[26] (Eine Ebene vor Theben.)
Trompetenstöße. Schlacht. Rückzug. Theseus als Sieger tritt auf. Ein Herold. Gefolge. Die drei Königinnen gehen Theseus entgegen und fallen vor ihm nieder.
ERSTE KÖNIGIN.
Dir leuchten alle Sterne!
ZWEITE KÖNIGIN.
Erd' und Himmel
Sei'n günstig dir!
DRITTE KÖNIGIN.
Der Götter Segen träufle
Auf dich hernieder, Amen, ruf' ich, Amen!
THESEUS.
Vom hohen Himmel schaun gerechte Götter
Auf Sterbliche herab, sehn, wie sie irren,
Und strafen, wenn es Zeit. Nun geht und sucht[26]

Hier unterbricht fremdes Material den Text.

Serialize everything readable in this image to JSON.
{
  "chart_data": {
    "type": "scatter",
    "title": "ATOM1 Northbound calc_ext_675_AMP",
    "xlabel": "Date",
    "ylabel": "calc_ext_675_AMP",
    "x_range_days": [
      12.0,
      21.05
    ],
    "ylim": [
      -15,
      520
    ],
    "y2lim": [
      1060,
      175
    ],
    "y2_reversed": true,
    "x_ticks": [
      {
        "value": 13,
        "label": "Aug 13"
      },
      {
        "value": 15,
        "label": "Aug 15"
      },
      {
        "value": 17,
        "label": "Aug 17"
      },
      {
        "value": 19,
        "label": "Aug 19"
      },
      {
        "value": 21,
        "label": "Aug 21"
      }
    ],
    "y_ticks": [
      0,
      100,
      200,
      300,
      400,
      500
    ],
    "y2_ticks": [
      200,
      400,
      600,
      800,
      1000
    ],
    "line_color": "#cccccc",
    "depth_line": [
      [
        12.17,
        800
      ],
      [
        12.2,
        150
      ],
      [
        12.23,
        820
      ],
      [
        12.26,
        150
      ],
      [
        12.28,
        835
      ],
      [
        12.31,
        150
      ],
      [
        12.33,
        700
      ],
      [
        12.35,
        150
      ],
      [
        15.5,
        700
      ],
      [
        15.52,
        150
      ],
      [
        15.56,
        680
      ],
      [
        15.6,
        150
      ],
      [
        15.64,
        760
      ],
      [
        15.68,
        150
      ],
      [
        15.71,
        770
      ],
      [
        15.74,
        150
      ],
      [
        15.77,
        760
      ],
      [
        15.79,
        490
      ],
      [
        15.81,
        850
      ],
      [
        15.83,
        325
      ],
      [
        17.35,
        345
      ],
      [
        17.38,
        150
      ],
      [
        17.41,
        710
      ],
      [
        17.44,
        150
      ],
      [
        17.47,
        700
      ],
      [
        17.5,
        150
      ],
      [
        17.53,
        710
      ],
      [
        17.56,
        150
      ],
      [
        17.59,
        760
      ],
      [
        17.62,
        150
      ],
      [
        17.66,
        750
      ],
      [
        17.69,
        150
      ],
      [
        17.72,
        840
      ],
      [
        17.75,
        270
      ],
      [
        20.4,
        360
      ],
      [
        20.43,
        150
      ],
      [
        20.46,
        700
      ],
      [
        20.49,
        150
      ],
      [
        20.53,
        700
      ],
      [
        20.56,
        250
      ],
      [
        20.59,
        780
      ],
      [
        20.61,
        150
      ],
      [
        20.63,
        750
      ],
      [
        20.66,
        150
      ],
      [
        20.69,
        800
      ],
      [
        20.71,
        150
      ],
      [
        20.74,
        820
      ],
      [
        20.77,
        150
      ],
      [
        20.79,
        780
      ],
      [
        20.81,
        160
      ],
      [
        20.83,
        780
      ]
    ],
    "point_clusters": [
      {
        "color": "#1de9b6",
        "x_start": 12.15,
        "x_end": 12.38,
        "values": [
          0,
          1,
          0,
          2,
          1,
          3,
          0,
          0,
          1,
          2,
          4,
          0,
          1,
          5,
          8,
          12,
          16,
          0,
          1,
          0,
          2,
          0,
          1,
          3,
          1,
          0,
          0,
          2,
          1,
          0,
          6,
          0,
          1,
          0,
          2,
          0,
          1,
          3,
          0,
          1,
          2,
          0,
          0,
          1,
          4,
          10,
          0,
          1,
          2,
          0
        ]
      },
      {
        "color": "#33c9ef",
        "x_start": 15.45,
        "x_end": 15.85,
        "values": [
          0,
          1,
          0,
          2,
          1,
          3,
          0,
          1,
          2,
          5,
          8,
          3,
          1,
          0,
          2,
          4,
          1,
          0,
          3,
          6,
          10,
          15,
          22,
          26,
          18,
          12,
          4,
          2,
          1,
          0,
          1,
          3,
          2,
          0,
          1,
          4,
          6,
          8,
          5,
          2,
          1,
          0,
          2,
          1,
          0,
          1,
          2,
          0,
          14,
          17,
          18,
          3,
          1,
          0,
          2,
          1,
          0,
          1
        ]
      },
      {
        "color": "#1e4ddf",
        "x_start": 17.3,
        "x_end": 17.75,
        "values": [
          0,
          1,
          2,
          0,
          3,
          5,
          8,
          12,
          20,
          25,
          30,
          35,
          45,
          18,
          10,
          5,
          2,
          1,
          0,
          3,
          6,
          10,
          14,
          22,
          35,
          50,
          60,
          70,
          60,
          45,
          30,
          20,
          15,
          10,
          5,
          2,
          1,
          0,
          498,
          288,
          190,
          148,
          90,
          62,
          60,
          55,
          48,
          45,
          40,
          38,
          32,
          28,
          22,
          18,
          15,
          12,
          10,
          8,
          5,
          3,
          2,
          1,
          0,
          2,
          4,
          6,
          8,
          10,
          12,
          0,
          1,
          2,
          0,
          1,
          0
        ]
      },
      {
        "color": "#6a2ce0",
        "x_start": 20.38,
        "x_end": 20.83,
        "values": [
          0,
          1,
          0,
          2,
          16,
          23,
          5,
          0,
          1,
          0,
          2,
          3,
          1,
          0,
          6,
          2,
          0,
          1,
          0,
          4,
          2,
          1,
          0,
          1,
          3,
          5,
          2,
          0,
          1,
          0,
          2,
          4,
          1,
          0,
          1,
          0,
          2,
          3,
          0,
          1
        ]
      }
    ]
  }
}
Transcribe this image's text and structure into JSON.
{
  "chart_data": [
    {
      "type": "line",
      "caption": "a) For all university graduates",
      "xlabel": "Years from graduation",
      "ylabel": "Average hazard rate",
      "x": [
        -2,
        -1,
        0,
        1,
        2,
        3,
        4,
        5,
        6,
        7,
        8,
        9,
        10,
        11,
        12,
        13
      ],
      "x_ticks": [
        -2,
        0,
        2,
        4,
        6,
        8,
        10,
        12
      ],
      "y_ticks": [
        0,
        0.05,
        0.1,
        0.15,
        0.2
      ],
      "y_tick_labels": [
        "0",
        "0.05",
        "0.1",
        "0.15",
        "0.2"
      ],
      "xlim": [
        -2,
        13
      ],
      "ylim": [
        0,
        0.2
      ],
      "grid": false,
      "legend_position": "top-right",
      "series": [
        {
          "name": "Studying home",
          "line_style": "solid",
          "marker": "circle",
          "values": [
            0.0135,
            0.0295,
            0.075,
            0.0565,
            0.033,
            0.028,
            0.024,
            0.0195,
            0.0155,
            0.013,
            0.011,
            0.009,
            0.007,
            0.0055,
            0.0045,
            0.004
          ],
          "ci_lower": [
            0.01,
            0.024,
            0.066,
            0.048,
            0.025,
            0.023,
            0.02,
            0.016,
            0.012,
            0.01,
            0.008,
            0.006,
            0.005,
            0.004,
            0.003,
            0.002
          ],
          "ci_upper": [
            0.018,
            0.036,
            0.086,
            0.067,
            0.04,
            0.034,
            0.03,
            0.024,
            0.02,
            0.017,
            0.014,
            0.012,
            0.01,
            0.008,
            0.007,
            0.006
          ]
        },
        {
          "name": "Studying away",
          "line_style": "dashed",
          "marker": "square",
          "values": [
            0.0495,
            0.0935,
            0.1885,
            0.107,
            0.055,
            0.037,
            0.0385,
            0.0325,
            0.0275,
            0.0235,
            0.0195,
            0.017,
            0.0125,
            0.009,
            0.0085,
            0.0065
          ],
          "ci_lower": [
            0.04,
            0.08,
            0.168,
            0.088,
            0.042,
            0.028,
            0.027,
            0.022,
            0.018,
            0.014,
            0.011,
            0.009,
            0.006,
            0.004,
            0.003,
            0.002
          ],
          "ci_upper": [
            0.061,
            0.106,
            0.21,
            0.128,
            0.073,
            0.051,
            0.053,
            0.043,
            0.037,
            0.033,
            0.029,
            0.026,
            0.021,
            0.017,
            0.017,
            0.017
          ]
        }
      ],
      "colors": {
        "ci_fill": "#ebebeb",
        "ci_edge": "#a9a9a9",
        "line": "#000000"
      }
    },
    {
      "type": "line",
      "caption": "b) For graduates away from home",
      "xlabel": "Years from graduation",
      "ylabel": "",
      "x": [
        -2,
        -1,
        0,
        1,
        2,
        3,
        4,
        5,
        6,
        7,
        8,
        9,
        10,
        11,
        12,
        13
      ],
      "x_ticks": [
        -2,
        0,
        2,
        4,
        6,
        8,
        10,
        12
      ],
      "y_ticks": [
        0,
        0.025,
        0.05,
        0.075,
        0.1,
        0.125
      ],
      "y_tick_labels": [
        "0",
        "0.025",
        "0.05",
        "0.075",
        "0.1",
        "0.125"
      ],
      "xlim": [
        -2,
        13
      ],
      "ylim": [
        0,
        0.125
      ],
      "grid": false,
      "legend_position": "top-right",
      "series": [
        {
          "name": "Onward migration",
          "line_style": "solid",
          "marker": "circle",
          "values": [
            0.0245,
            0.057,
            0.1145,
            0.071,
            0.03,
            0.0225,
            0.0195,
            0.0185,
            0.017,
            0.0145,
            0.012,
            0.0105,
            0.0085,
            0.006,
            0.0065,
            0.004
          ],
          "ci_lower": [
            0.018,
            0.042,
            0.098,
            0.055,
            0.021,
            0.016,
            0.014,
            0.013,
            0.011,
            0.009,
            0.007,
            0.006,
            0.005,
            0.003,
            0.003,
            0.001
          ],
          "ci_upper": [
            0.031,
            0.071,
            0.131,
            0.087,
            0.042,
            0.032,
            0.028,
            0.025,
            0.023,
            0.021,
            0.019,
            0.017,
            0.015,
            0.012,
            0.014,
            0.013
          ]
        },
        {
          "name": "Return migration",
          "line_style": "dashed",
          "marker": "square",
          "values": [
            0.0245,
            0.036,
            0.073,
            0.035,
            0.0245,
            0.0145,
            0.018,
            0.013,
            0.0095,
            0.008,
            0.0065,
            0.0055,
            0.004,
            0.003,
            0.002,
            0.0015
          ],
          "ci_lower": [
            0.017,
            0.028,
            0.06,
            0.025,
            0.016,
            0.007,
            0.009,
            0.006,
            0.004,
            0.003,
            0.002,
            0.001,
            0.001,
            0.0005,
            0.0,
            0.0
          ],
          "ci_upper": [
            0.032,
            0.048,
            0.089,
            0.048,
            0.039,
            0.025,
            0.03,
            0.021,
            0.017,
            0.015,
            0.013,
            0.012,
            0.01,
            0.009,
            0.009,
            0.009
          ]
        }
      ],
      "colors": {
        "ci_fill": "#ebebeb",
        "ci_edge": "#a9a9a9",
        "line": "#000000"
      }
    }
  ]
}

Nach den Gebeinen Eurer todten Gatten,
Bestattet sie mit feierlichen Ehren.
Daß nichts dazu Euch fehle, sorgen wir
Und geben Auftrag, daß man Euch sofort
In Eure Würd' einsetze und vollende,
Was unsre Eile unvollendet läßt.
So lebet wohl, der Himmel schütze Euch!
(Die drei Königinnen ab.)
(Man bringt Palämon und Arcites auf einer Tragbahre herein.)
Sag', wer sind diese?
HEROLD.
Nach der Kleidung Leute
Von hohem Stande. Wie theban'sche Männer
Uns sagten, wäre sie des Königs Neffen,
Die Söhne seiner Schwestern.
THESEUS.
Bei Mars' Helm,
Ich sah die beide in der Schlacht, wie Löwen
Vom Blut des Wildes triefend, ihren Weg
Durch der erschreckten Krieger Reih'n sich bahnen.
Unausgesetzt behielt ich sie im Auge,
Es war ein Schauspiel, eines Gottes würdig!
Wie nannte der Gefangne sie, den ich
Nach ihrem Namen fragte?
HEROLD.
Hört' ich recht,
So nannt' er sie Palämon und Arcites.
THESEUS.
Ganz recht, es sind dieselben. Sind sie todt?
HEROLD.
Nicht todt und nicht lebendig. Hätt' man sie,
Als sie verwundet wurden, gleich gefangen,
So wären sie vielleicht davongekommen;
Doch athmen sie und sehn wie Männer aus!
THESEUS.
Und auch wie Männer soll man sie behandelt.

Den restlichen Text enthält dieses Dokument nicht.